Japan emerges top Asian investor in Nigeria, African projects
CONTRARY to popular belief that China is the dominant Asian’s investor across the Africa continent especially Nigeria, a research by global law firm- Linklaters, has said that over two thirds of all Japanese-led deals over the past decade have focused on Nigeria, making the Far East Asian country the biggest Asian investor in Nigeria.
According to the research published on its website last week, Japan now ranks as the most active Asian project finance sponsor in Africa as a whole, spearheading 160 per cent rise by Asian funds in African project finance.
The Managing Partner of Linklaters’ Japan office said: “Japan has made slow but significant inroads in growing its influence across the continent. This underpins why many in the market are expecting African countries to remain significant investment destinations for Japanese capital over the next decade”
“Over the last 10 years, the level of project finance investments sponsored by Asian funds in Africa has increased by over 160 per cent the amount of fresh capital poured into the continents’ projects such as roads, water sanitation plants and oil and gas pipelines in the last year alone standing at $4.16 billion”, Linklaters said.
Maxwell added: “It’s no surprise to see Nigeria feature so prominently – the investment appetite is huge, with opportunities and a level of return on investment across the energy and infrastructure sectors to match.”
The report revealed that the surge was attributable to Japanese investors, who have ramped up their project finance commitments in Africa by a overwhelming 576 per cent culminating with $3.54 billion invested in last year alone as a result of a large focus on projects in Morocco.
According to report, China ranks as the second biggest Asian sponsor into Africa, committing in excess of $11.9billion of project financing over the past decade.
The report said that about half of China’s investment ($4.9billion) was focused on South Africa.

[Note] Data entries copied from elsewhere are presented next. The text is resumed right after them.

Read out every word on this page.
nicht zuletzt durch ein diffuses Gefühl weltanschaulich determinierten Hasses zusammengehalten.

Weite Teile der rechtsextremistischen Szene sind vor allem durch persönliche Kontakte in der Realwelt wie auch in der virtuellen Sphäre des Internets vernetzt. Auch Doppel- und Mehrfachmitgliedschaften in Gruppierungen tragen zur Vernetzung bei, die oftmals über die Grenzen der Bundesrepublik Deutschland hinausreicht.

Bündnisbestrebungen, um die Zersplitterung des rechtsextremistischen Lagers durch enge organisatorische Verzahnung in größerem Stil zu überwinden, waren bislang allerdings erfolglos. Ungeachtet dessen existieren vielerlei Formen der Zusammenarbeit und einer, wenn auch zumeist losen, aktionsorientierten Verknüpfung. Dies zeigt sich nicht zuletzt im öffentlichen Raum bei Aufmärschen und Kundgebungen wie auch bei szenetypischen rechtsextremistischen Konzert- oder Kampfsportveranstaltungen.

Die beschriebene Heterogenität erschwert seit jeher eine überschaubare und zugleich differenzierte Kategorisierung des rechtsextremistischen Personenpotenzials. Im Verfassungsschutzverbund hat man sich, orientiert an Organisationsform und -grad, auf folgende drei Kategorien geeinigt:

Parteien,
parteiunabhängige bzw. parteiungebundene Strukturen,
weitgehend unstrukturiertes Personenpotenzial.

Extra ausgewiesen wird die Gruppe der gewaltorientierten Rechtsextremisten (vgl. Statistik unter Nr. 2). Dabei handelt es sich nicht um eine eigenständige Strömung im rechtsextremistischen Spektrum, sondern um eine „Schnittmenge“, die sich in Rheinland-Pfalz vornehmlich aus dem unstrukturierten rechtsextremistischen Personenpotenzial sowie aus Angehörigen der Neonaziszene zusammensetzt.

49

It added that it was closely followed by India which has bankrolled more than $10.5billion of project finance investments, half of which have been based in Mozambique where it stands as the country’s leading investor.
This information is coming after a recent pledge by representative of Japanese investors who is the Trade Commissioner and Managing Director of Japan External Trade Organisation (JETRO), George Sato that Japan would invest more in Nigeria after the 2015 general elections.
JETRO reported earlier this year in its fact sheet that the recent Ebola issue that hit the nation as well as the insurgency in the Northern part of the country dwindled the interest of Japanese investors into the country.
The publication revealed that Japan’s export to Nigeria was stagnating despite Nigeria’s economic growth stating that trade between Nigeria and Japan stood at $4.2 billion for the year 2013.